Tuesday, 14 April 2015

DEA Prohibited From Raiding Retail Marijuana Operations

The 2015 spending bill contains a provision that says no federal funds may be used to prevent states from enforcing their own Medical Marijuana laws
Inside the FY 2015 Congressional spending bill is a measure that prevents the federal government from interfering with states that have allowed Medical Marijuana or allow the drug entirely.
Federal agents are now prohibited from raiding Marijuana retail operations.

Below are the relevant sections, as follows;
Sec. 538. None of the funds made available in this Act to the Department of Justice may be used, with respect to the States of Alabama, Alaska, Arizona, California, Colorado, Connecticut, Delaware, District of Columbia, Florida, Hawaii, Illinois, Iowa, Kentucky, Maine, Maryland, Massachusetts, Michigan, Minnesota, Mississippi, Missouri, Montana, Nevada, New Hampshire, New Jersey, New Mexico, Oregon, Rhode Island, South Carolina, Tennessee, Utah, Vermont, Washington, and Wisconsin, to prevent such States from implementing their own State laws that authorize the use, distribution, possession, or cultivation of Medical Marijuana.

Sec. 539. None of the funds made available by this Act may be used in contravention of section 7606  (Legitimacy of Industrial Hemp Research’) of the Agricultural Act of 2014 (Public Law 113-79) by the Department of Justice or the Drug Enforcement Administration.
As you can see from the above it is not just Medical Marijuana users who can feel safer.

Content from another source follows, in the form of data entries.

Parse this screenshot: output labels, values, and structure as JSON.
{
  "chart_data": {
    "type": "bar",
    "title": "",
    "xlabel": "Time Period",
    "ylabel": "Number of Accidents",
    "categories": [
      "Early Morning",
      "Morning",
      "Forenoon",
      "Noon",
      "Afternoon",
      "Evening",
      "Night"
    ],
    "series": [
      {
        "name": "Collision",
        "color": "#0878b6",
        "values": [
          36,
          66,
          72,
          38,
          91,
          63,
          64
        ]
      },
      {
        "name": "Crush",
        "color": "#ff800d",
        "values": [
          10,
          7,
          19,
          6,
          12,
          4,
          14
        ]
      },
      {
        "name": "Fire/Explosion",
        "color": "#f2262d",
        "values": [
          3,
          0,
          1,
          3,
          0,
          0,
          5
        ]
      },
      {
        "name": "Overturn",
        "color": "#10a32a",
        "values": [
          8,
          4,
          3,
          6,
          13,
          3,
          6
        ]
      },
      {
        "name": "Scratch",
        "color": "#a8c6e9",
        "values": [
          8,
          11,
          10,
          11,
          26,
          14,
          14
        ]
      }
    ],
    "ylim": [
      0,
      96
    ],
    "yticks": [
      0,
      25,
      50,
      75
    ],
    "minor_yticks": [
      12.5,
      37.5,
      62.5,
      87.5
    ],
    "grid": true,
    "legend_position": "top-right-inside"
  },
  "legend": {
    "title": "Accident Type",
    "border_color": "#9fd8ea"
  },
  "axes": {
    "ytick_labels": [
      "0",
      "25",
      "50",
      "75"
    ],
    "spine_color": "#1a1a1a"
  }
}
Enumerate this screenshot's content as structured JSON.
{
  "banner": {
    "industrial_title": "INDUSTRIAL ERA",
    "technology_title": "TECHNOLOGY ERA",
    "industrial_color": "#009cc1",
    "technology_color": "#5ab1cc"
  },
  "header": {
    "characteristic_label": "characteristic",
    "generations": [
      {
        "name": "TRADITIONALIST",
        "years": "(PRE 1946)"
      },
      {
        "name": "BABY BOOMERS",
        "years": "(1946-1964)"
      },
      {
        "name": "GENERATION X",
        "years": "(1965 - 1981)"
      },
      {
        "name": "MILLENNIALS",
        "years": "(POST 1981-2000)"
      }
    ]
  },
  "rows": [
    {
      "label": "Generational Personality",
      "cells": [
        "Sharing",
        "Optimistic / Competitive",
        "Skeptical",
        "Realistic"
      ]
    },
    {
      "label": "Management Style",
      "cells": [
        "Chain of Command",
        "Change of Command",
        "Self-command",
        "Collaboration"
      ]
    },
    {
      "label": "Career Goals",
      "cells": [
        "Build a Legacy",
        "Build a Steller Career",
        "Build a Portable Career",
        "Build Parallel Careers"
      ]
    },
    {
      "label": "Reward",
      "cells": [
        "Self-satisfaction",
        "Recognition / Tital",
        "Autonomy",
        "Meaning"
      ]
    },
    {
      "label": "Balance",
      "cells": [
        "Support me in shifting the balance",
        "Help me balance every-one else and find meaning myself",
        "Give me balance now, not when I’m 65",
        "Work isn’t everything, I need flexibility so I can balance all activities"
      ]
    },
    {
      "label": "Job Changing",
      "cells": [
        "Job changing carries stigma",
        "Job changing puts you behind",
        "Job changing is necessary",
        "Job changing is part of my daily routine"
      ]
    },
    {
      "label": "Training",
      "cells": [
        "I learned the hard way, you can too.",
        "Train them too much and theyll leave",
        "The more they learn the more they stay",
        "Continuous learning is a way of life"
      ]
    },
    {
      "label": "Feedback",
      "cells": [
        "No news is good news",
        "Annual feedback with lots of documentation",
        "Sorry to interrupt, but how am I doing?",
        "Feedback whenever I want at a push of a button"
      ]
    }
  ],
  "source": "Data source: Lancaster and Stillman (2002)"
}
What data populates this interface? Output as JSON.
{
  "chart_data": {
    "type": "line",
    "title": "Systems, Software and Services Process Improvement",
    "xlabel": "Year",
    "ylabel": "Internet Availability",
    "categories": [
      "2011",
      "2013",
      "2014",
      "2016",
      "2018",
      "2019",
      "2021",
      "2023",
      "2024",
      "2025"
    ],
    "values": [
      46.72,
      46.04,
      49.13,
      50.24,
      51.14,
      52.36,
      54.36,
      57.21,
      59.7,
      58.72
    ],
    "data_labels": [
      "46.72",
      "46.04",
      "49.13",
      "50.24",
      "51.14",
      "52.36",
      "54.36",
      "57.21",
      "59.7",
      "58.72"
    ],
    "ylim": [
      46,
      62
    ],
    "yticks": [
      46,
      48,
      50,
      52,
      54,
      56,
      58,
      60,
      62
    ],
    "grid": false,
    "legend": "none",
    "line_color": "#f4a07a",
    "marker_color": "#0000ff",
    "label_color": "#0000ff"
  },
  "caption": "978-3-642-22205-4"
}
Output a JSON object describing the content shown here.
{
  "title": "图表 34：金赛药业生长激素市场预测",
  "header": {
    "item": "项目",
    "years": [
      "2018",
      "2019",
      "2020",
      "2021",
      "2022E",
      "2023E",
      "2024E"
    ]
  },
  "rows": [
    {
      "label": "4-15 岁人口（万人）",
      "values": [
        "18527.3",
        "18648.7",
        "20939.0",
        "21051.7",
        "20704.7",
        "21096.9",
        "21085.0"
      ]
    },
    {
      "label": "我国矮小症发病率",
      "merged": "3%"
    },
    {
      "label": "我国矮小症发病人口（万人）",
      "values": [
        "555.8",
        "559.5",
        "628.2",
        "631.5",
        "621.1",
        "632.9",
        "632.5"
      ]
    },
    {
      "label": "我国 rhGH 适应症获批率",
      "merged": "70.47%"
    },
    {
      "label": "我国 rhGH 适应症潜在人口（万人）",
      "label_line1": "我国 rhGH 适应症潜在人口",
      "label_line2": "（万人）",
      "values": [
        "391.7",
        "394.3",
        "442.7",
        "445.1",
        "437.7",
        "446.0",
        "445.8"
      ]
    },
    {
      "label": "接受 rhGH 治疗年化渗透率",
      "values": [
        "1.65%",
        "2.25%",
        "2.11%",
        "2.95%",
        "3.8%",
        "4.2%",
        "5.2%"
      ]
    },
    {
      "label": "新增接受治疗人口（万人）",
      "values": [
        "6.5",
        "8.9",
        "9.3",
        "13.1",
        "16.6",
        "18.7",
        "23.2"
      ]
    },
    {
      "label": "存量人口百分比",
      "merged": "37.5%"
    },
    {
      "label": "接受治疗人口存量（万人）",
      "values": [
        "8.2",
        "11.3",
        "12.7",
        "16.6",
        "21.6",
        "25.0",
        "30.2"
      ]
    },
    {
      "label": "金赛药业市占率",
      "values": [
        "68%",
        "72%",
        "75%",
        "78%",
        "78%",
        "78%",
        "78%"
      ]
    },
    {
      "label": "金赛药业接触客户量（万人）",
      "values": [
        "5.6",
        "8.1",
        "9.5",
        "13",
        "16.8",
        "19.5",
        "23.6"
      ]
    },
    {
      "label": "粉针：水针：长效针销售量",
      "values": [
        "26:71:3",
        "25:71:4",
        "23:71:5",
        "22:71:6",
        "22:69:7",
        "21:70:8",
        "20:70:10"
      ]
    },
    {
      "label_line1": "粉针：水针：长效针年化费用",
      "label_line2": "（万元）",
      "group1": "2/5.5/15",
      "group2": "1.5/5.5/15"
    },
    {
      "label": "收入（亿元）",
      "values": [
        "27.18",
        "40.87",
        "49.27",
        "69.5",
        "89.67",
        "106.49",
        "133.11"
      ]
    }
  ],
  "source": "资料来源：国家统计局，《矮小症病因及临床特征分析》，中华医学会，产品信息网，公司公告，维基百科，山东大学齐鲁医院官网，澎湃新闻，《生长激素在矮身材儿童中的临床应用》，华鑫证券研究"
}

The bill protects Hemp farmers. In Colorado last year, farmers harvested the 1st Hemp crop since the 1950s

Pressure has been building for the federal government to change its Marijuana policy; by now, 32 states and Washington, DC have legalized Marijuana or its ingredients for treating illness. Colorado and Washington state have legalized the drug entirely; sales in Colorado began on 1 January, and sales in Washington followed in July.
Last month, citizens in Alaska, Oregon, and Washington, DC voted to legaligalize Recreational Marijuana.
Though the Drug Enforcement Administration (DEA) still classes Marijuana as a Schedule I drug states began allowing medical use of Marijua a starting in the 1990s, an implicit rebuke to the DEA.
Today, the majority of Americans are in favor of legal Marijuana, the text in H.R. 83 is an acknowledgment of that majority.